Interval is where cost and freshness trade off. A scenario polling every minute is sixty checks an hour whether or not anything changed - and every check that wakes up costs at least something. Most "watch for new X" jobs are fine at 15 minutes. Reserve tight intervals for things that genuinely need to be near-real-time, and prefer an instant webhook trigger over fast polling whenever the source app offers one.

The operations model - read this before you build big

Make charges in operations. One operation is one module executing once. Not one scenario run - one module, one execution.

This is the number that surprises people, so make it concrete. A 5-module scenario that runs once uses roughly 5 operations. Fine. Now add an iterator that splits an array of 100 items, with 3 modules after it. Each of those 3 modules runs 100 times. That single run is 300+ operations. Run it hourly and you're at 200,000+ operations a month from one scenario.

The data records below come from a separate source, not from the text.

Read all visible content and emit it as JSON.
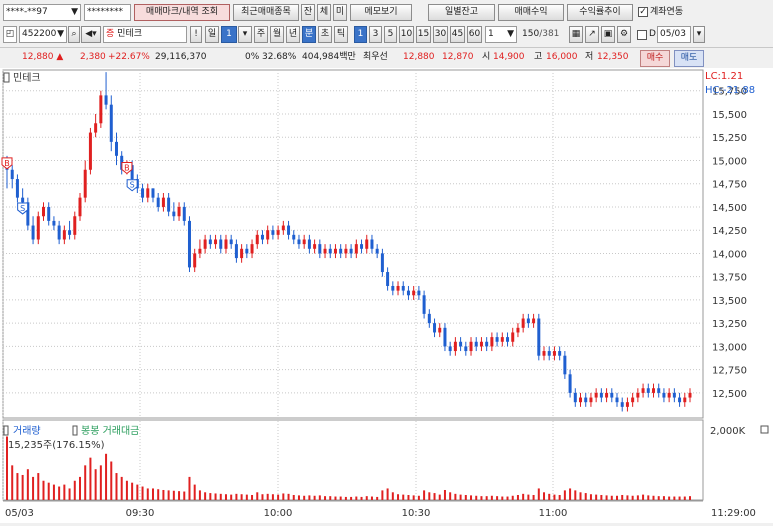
{
  "toolbar1": {
    "account_no": "****-**97",
    "password": "********",
    "menu_btn": "매매마크/내역 조회",
    "recent_btn": "최근매매종목",
    "tab_jan": "잔",
    "tab_che": "체",
    "tab_mi": "미",
    "memo_btn": "메모보기",
    "daily_btn": "일별잔고",
    "profit_btn": "매매수익",
    "rate_btn": "수익률추이",
    "link_label": "계좌연동"
  },
  "toolbar2": {
    "code": "452200",
    "stock_name": "민테크",
    "badge": "증",
    "excl": "!",
    "period_il": "일",
    "period_num": "1",
    "period_ju": "주",
    "period_wol": "월",
    "period_nyeon": "년",
    "period_bun": "분",
    "period_cho": "초",
    "period_tik": "틱",
    "intervals": [
      "1",
      "3",
      "5",
      "10",
      "15",
      "30",
      "45",
      "60"
    ],
    "selected_interval": "1",
    "count_select": "1",
    "count_value": "150",
    "count_total": "/381",
    "date_value": "05/03"
  },
  "quote": {
    "price": "12,880",
    "change": "2,380",
    "change_pct": "+22.67%",
    "volume": "29,116,370",
    "vol_rate": "0%",
    "turnover_pct": "32.68%",
    "amount": "404,984백만",
    "priority_label": "최우선",
    "ask": "12,880",
    "bid": "12,870",
    "open_label": "시",
    "open": "14,900",
    "high_label": "고",
    "high": "16,000",
    "low_label": "저",
    "low": "12,350",
    "buy_btn": "매수",
    "sell_btn": "매도"
  },
  "colors": {
    "up": "#e02020",
    "down": "#1f5fd0",
    "grid": "#c8c8c8",
    "volume": "#e02020"
  },
  "chart_data": {
    "type": "candlestick",
    "price_panel_title": "민테크",
    "lc_label": "LC:1.21",
    "hc_label": "HC:-21.88",
    "yticks": [
      "15,750",
      "15,500",
      "15,250",
      "15,000",
      "14,750",
      "14,500",
      "14,250",
      "14,000",
      "13,750",
      "13,500",
      "13,250",
      "13,000",
      "12,750",
      "12,500"
    ],
    "ytick_values": [
      15750,
      15500,
      15250,
      15000,
      14750,
      14500,
      14250,
      14000,
      13750,
      13500,
      13250,
      13000,
      12750,
      12500
    ],
    "ylim": [
      12230,
      15930
    ],
    "volume_title": "거래량",
    "volume_subtitle": "봉봉 거래대금",
    "volume_readout": "15,235주(176.15%)",
    "volume_ytick": "2,000K",
    "volume_ylim": [
      0,
      2000
    ],
    "xticks": [
      "05/03",
      "09:30",
      "10:00",
      "10:30",
      "11:00",
      "11:29:00"
    ],
    "markers": [
      {
        "label": "B",
        "bar": 0
      },
      {
        "label": "S",
        "bar": 3
      },
      {
        "label": "B",
        "bar": 23
      },
      {
        "label": "S",
        "bar": 24
      }
    ],
    "candles": [
      [
        15000,
        14900,
        14700,
        15050,
        1650
      ],
      [
        14900,
        14800,
        14700,
        14950,
        900
      ],
      [
        14800,
        14600,
        14550,
        14850,
        700
      ],
      [
        14600,
        14550,
        14500,
        14700,
        650
      ],
      [
        14550,
        14300,
        14250,
        14600,
        800
      ],
      [
        14300,
        14150,
        14100,
        14400,
        600
      ],
      [
        14150,
        14400,
        14100,
        14450,
        700
      ],
      [
        14400,
        14500,
        14350,
        14550,
        500
      ],
      [
        14500,
        14350,
        14300,
        14550,
        450
      ],
      [
        14350,
        14300,
        14250,
        14400,
        400
      ],
      [
        14300,
        14150,
        14100,
        14350,
        350
      ],
      [
        14150,
        14250,
        14100,
        14300,
        400
      ],
      [
        14250,
        14200,
        14150,
        14350,
        300
      ],
      [
        14200,
        14400,
        14150,
        14450,
        500
      ],
      [
        14400,
        14600,
        14350,
        14650,
        600
      ],
      [
        14600,
        14900,
        14550,
        15000,
        900
      ],
      [
        14900,
        15300,
        14850,
        15350,
        1100
      ],
      [
        15300,
        15400,
        15250,
        15500,
        800
      ],
      [
        15400,
        15700,
        15350,
        15750,
        900
      ],
      [
        15700,
        15600,
        15550,
        15950,
        1200
      ],
      [
        15600,
        15200,
        15100,
        15700,
        1000
      ],
      [
        15200,
        15050,
        14950,
        15300,
        700
      ],
      [
        15050,
        14900,
        14850,
        15100,
        600
      ],
      [
        14900,
        14950,
        14850,
        15000,
        500
      ],
      [
        14950,
        14800,
        14750,
        15000,
        450
      ],
      [
        14800,
        14700,
        14650,
        14850,
        400
      ],
      [
        14700,
        14600,
        14550,
        14750,
        350
      ],
      [
        14600,
        14700,
        14550,
        14750,
        300
      ],
      [
        14700,
        14600,
        14550,
        14700,
        300
      ],
      [
        14600,
        14500,
        14450,
        14650,
        280
      ],
      [
        14500,
        14600,
        14450,
        14650,
        260
      ],
      [
        14600,
        14450,
        14400,
        14650,
        250
      ],
      [
        14450,
        14400,
        14350,
        14550,
        240
      ],
      [
        14400,
        14500,
        14350,
        14550,
        230
      ],
      [
        14500,
        14350,
        14300,
        14550,
        220
      ],
      [
        14350,
        13850,
        13800,
        14400,
        600
      ],
      [
        13850,
        14000,
        13800,
        14050,
        400
      ],
      [
        14000,
        14050,
        13950,
        14150,
        250
      ],
      [
        14050,
        14150,
        14000,
        14200,
        200
      ],
      [
        14150,
        14100,
        14050,
        14200,
        180
      ],
      [
        14100,
        14150,
        14050,
        14200,
        170
      ],
      [
        14150,
        14050,
        14000,
        14200,
        160
      ],
      [
        14050,
        14150,
        14000,
        14200,
        150
      ],
      [
        14150,
        14100,
        14050,
        14200,
        140
      ],
      [
        14100,
        13950,
        13900,
        14150,
        160
      ],
      [
        13950,
        14050,
        13900,
        14100,
        150
      ],
      [
        14050,
        14000,
        13950,
        14100,
        140
      ],
      [
        14000,
        14100,
        13950,
        14150,
        130
      ],
      [
        14100,
        14200,
        14050,
        14250,
        200
      ],
      [
        14200,
        14150,
        14100,
        14250,
        150
      ],
      [
        14150,
        14250,
        14100,
        14300,
        160
      ],
      [
        14250,
        14200,
        14150,
        14300,
        150
      ],
      [
        14200,
        14250,
        14150,
        14300,
        140
      ],
      [
        14250,
        14300,
        14200,
        14350,
        170
      ],
      [
        14300,
        14200,
        14150,
        14350,
        160
      ],
      [
        14200,
        14150,
        14100,
        14250,
        130
      ],
      [
        14150,
        14100,
        14050,
        14200,
        120
      ],
      [
        14100,
        14150,
        14050,
        14200,
        110
      ],
      [
        14150,
        14050,
        14000,
        14200,
        120
      ],
      [
        14050,
        14100,
        14000,
        14150,
        110
      ],
      [
        14100,
        14000,
        13950,
        14150,
        120
      ],
      [
        14000,
        14050,
        13950,
        14100,
        100
      ],
      [
        14050,
        14000,
        13950,
        14100,
        100
      ],
      [
        14000,
        14050,
        13950,
        14100,
        90
      ],
      [
        14050,
        14000,
        13950,
        14100,
        90
      ],
      [
        14000,
        14050,
        13950,
        14100,
        80
      ],
      [
        14050,
        14000,
        13950,
        14100,
        80
      ],
      [
        14000,
        14100,
        13950,
        14150,
        90
      ],
      [
        14100,
        14050,
        14000,
        14150,
        80
      ],
      [
        14050,
        14150,
        14000,
        14200,
        100
      ],
      [
        14150,
        14050,
        14000,
        14200,
        90
      ],
      [
        14050,
        14000,
        13950,
        14100,
        80
      ],
      [
        14000,
        13800,
        13750,
        14050,
        250
      ],
      [
        13800,
        13650,
        13600,
        13850,
        300
      ],
      [
        13650,
        13600,
        13550,
        13700,
        200
      ],
      [
        13600,
        13650,
        13550,
        13700,
        150
      ],
      [
        13650,
        13600,
        13550,
        13700,
        140
      ],
      [
        13600,
        13550,
        13500,
        13650,
        130
      ],
      [
        13550,
        13600,
        13500,
        13650,
        120
      ],
      [
        13600,
        13550,
        13500,
        13650,
        110
      ],
      [
        13550,
        13350,
        13300,
        13600,
        250
      ],
      [
        13350,
        13250,
        13200,
        13400,
        200
      ],
      [
        13250,
        13150,
        13100,
        13300,
        180
      ],
      [
        13150,
        13200,
        13100,
        13250,
        140
      ],
      [
        13200,
        13000,
        12950,
        13250,
        260
      ],
      [
        13000,
        12950,
        12900,
        13050,
        200
      ],
      [
        12950,
        13050,
        12900,
        13100,
        160
      ],
      [
        13050,
        13000,
        12950,
        13100,
        140
      ],
      [
        13000,
        12950,
        12900,
        13050,
        130
      ],
      [
        12950,
        13050,
        12900,
        13100,
        120
      ],
      [
        13050,
        13000,
        12950,
        13100,
        110
      ],
      [
        13000,
        13050,
        12950,
        13100,
        100
      ],
      [
        13050,
        13000,
        12950,
        13100,
        100
      ],
      [
        13000,
        13100,
        12950,
        13150,
        110
      ],
      [
        13100,
        13050,
        13000,
        13150,
        100
      ],
      [
        13050,
        13100,
        13000,
        13150,
        90
      ],
      [
        13100,
        13050,
        13000,
        13150,
        90
      ],
      [
        13050,
        13150,
        13000,
        13200,
        110
      ],
      [
        13150,
        13200,
        13100,
        13250,
        130
      ],
      [
        13200,
        13300,
        13150,
        13350,
        160
      ],
      [
        13300,
        13250,
        13200,
        13350,
        140
      ],
      [
        13250,
        13300,
        13200,
        13350,
        130
      ],
      [
        13300,
        12900,
        12850,
        13350,
        300
      ],
      [
        12900,
        12950,
        12850,
        13000,
        200
      ],
      [
        12950,
        12900,
        12850,
        13000,
        160
      ],
      [
        12900,
        12950,
        12850,
        13000,
        140
      ],
      [
        12950,
        12900,
        12850,
        13000,
        130
      ],
      [
        12900,
        12700,
        12650,
        12950,
        250
      ],
      [
        12700,
        12500,
        12450,
        12750,
        300
      ],
      [
        12500,
        12400,
        12350,
        12550,
        250
      ],
      [
        12400,
        12450,
        12350,
        12500,
        200
      ],
      [
        12450,
        12400,
        12350,
        12500,
        180
      ],
      [
        12400,
        12450,
        12350,
        12500,
        150
      ],
      [
        12450,
        12500,
        12400,
        12550,
        140
      ],
      [
        12500,
        12450,
        12400,
        12550,
        130
      ],
      [
        12450,
        12500,
        12400,
        12550,
        120
      ],
      [
        12500,
        12450,
        12400,
        12550,
        110
      ],
      [
        12450,
        12400,
        12350,
        12500,
        110
      ],
      [
        12400,
        12350,
        12300,
        12450,
        130
      ],
      [
        12350,
        12400,
        12300,
        12450,
        120
      ],
      [
        12400,
        12450,
        12350,
        12500,
        110
      ],
      [
        12450,
        12500,
        12400,
        12550,
        120
      ],
      [
        12500,
        12550,
        12450,
        12600,
        140
      ],
      [
        12550,
        12500,
        12450,
        12600,
        120
      ],
      [
        12500,
        12550,
        12450,
        12600,
        110
      ],
      [
        12550,
        12500,
        12450,
        12600,
        100
      ],
      [
        12500,
        12450,
        12400,
        12550,
        100
      ],
      [
        12450,
        12500,
        12400,
        12550,
        90
      ],
      [
        12500,
        12450,
        12400,
        12550,
        90
      ],
      [
        12450,
        12400,
        12350,
        12500,
        90
      ],
      [
        12400,
        12450,
        12350,
        12500,
        90
      ],
      [
        12450,
        12500,
        12400,
        12550,
        100
      ]
    ]
  }
}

Scenario: webhook → iterator(100 items) → lookup → format → create
Per run:  1 + 1 + 100 + 100 + 100  ≈ 302 operations

The trap is that operations scale with your data, not with how many scenarios you have. People build a tidy little flow, test it on 3 rows, and ship it. Then real traffic arrives with 3,000 rows and the operation count explodes. Plans come with a monthly operations allowance; blow through it and the scenario stops until you top up or the month resets.

Things that quietly multiply operations:

  • Iterators over large arrays - the single biggest cause.
  • Polling triggers on tight intervals - they cost even when there's nothing new.
  • Routers - each branch a bundle takes runs its own modules.
  • Loops and repeated lookups - one API call per item adds up fast.

How to keep it sane:

  • Filter early. A filter right after the trigger drops bundles before they run through (and pay for) the rest of the chain.
  • Aggregate when you can. One bulk "create many records" call beats 100 single creates - both in operations and in API rate limits.
  • Widen polling intervals to the slowest your use case tolerates, and switch to webhooks where possible.
  • Watch the operations log. Make shows operations per run; if one scenario is eating your allowance, that's where to optimize.

The mental model to leave with: a scenario's cost is its module count times how many bundles flow through it. Keep the bundle count down (filter early, aggregate, sane intervals) and the module count honest, and Make stays cheap. Let an iterator run wild on production-sized data and the bill - or the hard stop when you hit your allowance - will find you. Build the error handling so failures retry instead of dying, schedule no faster than you need, and watch the operations count the way you'd watch any meter that bills by the unit.